You can use the genevarfilter function to filter out genes with small variance over time. The function returns a logical array of the same size as the variable genes with ones corresponding to rows of yeastvalues with variance greater than the 10th percentile and zeros corresponding to those below the threshold.
mask = genevarfilter(yeastvalues);
% Use the mask as an index into the values to remove the filtered genes.
yeastvalues = yeastvalues(mask,:);
genes = genes(mask);
numel(genes)
ans =
5648
The function genelowvalfilter removes genes that have very low absolute expression values. Note that the gene filter functions can also automatically calculate the filtered data and names.
[mask, yeastvalues, genes] = genelowvalfilter(yeastvalues,genes,... 'absval',log2(3)); numel(genes)
ans = 822
Use geneentropyfilter to remove genes whose profiles have low entropy:
[mask, yeastvalues, genes] = geneentropyfilter(yeastvalues,genes,... 'prctile',15); numel(genes)
ans = 614
Principal Component Analysis
Now that you have a manageable list of genes, you can look for relationships between the profiles.
Principal-component analysis(PCA) is a useful technique that can be used to reduce the dimensionality of large data sets, such as those from microarray analysis. This technique isolates the principal components of the dataset eliminating those components that contribute the least to the variation in the data set.

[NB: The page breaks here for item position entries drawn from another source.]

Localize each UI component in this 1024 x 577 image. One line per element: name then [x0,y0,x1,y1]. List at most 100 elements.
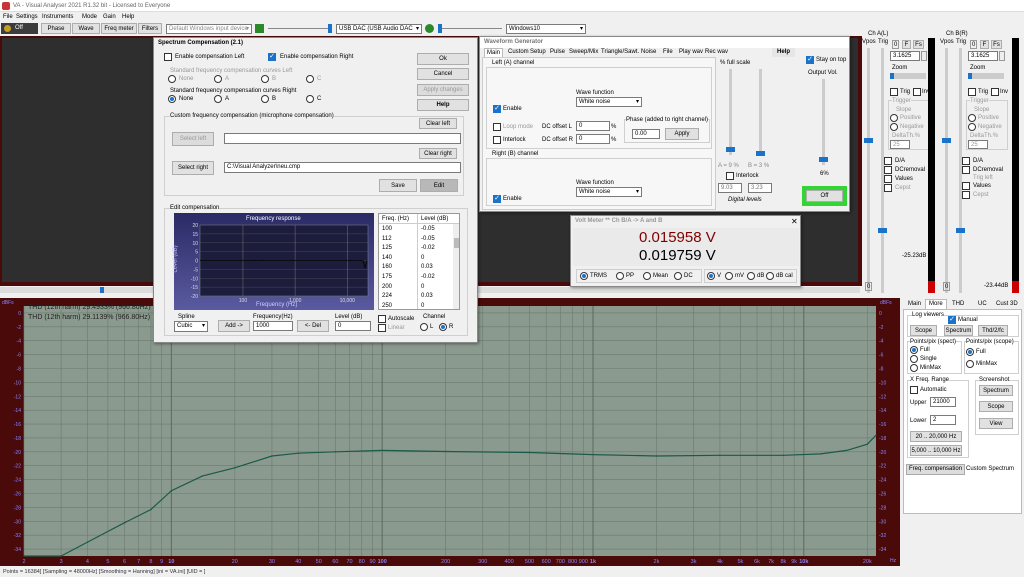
unit-v-radio[interactable] [707,272,715,280]
table-cell-freq[interactable]: 100 [382,225,392,233]
right-file-field[interactable]: C:\Visual Analyzer\neu.cmp [224,162,461,173]
chb-vpos-slider[interactable] [942,48,951,293]
table-cell-freq[interactable]: 112 [382,235,392,243]
cha-trig-checkbox[interactable] [890,88,898,96]
left-c-radio[interactable] [306,75,314,83]
level-field[interactable]: 0 [335,321,371,331]
freqmeter-button[interactable]: Freq meter [101,23,137,34]
left-enable-checkbox[interactable]: ✓ [493,105,501,113]
left-a-radio[interactable] [214,75,222,83]
screenshot-spectrum-button[interactable]: Spectrum [979,385,1013,396]
table-cell-level[interactable]: -0.05 [421,235,435,243]
select-left-button[interactable]: Select left [172,132,214,146]
off-button[interactable]: Off [1,23,38,34]
wavegen-tab-triangle-sawt-[interactable]: Triangle/Sawt. [601,48,639,57]
cha-delta-field[interactable]: 25 [890,140,910,149]
cha-gain-field[interactable]: 3.1625 [890,51,920,61]
right-wave-select[interactable]: White noise [576,187,642,197]
clear-left-button[interactable]: Clear left [419,118,457,129]
table-cell-freq[interactable]: 200 [382,283,392,291]
dc-offset-r-field[interactable]: 0 [576,134,610,144]
chb-gain-spinner[interactable] [999,51,1005,61]
dc-offset-l-field[interactable]: 0 [576,121,610,131]
interlock-checkbox[interactable] [493,136,501,144]
cha-gain-spinner[interactable] [921,51,927,61]
chb-cepst-checkbox[interactable] [962,191,970,199]
unit-mv-radio[interactable] [725,272,733,280]
chb-da-checkbox[interactable] [962,157,970,165]
input-toggle-icon[interactable] [255,24,264,33]
wavegen-tab-help[interactable]: Help [772,48,796,57]
linear-checkbox[interactable] [378,324,386,332]
level-a-slider[interactable] [726,69,735,155]
phase-field[interactable]: 0.00 [632,129,660,139]
edit-button[interactable]: Edit [420,179,458,192]
pp-radio[interactable] [616,272,624,280]
os-select[interactable]: Windows10 [506,24,586,34]
tab-custom-spectrum[interactable]: Custom Spectrum [966,465,1014,474]
menu-file[interactable]: File [3,13,13,21]
output-volume-slider[interactable] [438,24,502,33]
chb-f-button[interactable]: F [980,40,989,49]
clear-right-button[interactable]: Clear right [419,148,457,159]
wavegen-tab-noise[interactable]: Noise [641,48,656,57]
level-b-field[interactable]: 3.23 [748,183,772,193]
table-cell-level[interactable]: 0 [421,254,424,262]
menu-mode[interactable]: Mode [82,13,97,21]
level-a-field[interactable]: 9.03 [718,183,742,193]
cancel-button[interactable]: Cancel [417,68,469,80]
cha-dcremoval-checkbox[interactable] [884,166,892,174]
table-cell-level[interactable]: 0.03 [421,263,433,271]
chb-negative-radio[interactable] [968,123,976,131]
spect-minmax-radio[interactable] [910,364,918,372]
left-b-radio[interactable] [261,75,269,83]
right-none-radio[interactable] [168,95,176,103]
left-wave-select[interactable]: White noise [576,97,642,107]
voltmeter-close-icon[interactable]: ✕ [791,217,798,226]
screenshot-scope-button[interactable]: Scope [979,401,1013,412]
range-20-20000-button[interactable]: 20 .. 20,000 Hz [910,431,962,442]
wavegen-tab-sweep-mix[interactable]: Sweep/Mix [569,48,598,57]
output-vol-slider[interactable] [819,79,828,165]
chb-dcremoval-checkbox[interactable] [962,166,970,174]
spline-select[interactable]: Cubic [174,321,208,332]
generator-off-button[interactable]: Off [806,190,843,202]
cha-values-checkbox[interactable] [884,175,892,183]
table-cell-level[interactable]: 0 [421,283,424,291]
output-device-select[interactable]: USB DAC (USB Audio DAC [336,24,422,34]
cha-inv-checkbox[interactable] [913,88,921,96]
chb-positive-radio[interactable] [968,114,976,122]
dc-radio[interactable] [674,272,682,280]
cha-zoom-slider[interactable] [890,73,926,79]
scope-full-radio[interactable] [966,348,974,356]
wavegen-tab-pulse[interactable]: Pulse [550,48,565,57]
save-button[interactable]: Save [379,179,417,192]
chb-fs-button[interactable]: Fs [991,40,1002,49]
left-none-radio[interactable] [168,75,176,83]
chb-values-checkbox[interactable] [962,182,970,190]
automatic-checkbox[interactable] [910,386,918,394]
autoscale-checkbox[interactable] [378,315,386,323]
tab-uc[interactable]: UC [978,300,987,309]
channel-l-radio[interactable] [420,323,428,331]
level-b-slider[interactable] [756,69,765,156]
level-interlock-checkbox[interactable] [726,172,734,180]
cha-positive-radio[interactable] [890,114,898,122]
log-scope-button[interactable]: Scope [910,325,937,336]
input-device-select[interactable]: Default Windows input device [166,24,252,34]
menu-gain[interactable]: Gain [103,13,116,21]
help-button[interactable]: Help [417,99,469,111]
table-cell-freq[interactable]: 140 [382,254,392,262]
tab-freq-compensation[interactable]: Freq. compensation [906,464,966,475]
unit-db-radio[interactable] [747,272,755,280]
chb-inv-checkbox[interactable] [991,88,999,96]
left-file-field[interactable] [224,133,461,144]
cha-negative-radio[interactable] [890,123,898,131]
add-button[interactable]: Add -> [218,320,250,332]
right-b-radio[interactable] [261,95,269,103]
chb-trig-checkbox[interactable] [968,88,976,96]
menu-instruments[interactable]: Instruments [42,13,73,21]
select-right-button[interactable]: Select right [172,161,214,175]
phase-button[interactable]: Phase [41,23,71,34]
menu-settings[interactable]: Settings [16,13,38,21]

yeastvalues = mapstd(yeastvalues'); % Normalize data pc = processpca(yeastvalues,0.15); % PCA
The input vectors are first normalized, using mapstd, so that they have zero mean and unity variance. processpca is the function that implements the PCA algorithm. The second argument passed to processpca is 0.15. This means that processpca eliminates those principal components that contribute less than 15% to the total variation in the data set. The variable pc now contains the principal components of the yeastvalues data.
The principal components can be visiualized using the scatter function.
figure scatter(pc(1,:),pc(2,:)); xlabel('First Principal Component'); ylabel('Second Principal Component'); title('Principal Component Scatter Plot');
Cluster Analysis: Self-Organizing Maps
The principal components can be now be clustered using the Self-Organizing map (SOM) clustering algorithm available in the neural network toolbox.
The newsom function creates a Self-Organizing map network which can then be trained with the train function.
net = newsom(pc,[5 3]); net = train(net, pc);
Use plotsom to display the network over a scatter plot of the data. Note that the SOM algorithm uses random starting points so the results will vary from run to run.
figure plot(pc(1,:),pc(2,:),'.g','markersize',20) hold on plotsom(net.iw{1,1},net.layers{1}.distances) hold off
You can assign clusters using the SOM by finding the nearest node to each point in the data set.
distances = dist(pc',net.IW{1}');
[d,cndx] = min(distances,[],2);
% cndx gives the cluster index
figure
gscatter(pc(1,:),pc(2,:),cndx); legend off;
hold on
plotsom(net.iw{1,1},net.layers{1}.distances);
hold off
You can also use other clustering algorithms like Hierarchial clustering and K-means, available in the Statistics toolbox for cluster analysis.
Glossary
ORF - An open reading frame (ORF) is a portion of a gene’s sequence that contains a sequence of bases, uninterrupted by stop sequences, that could potentially encode a protein.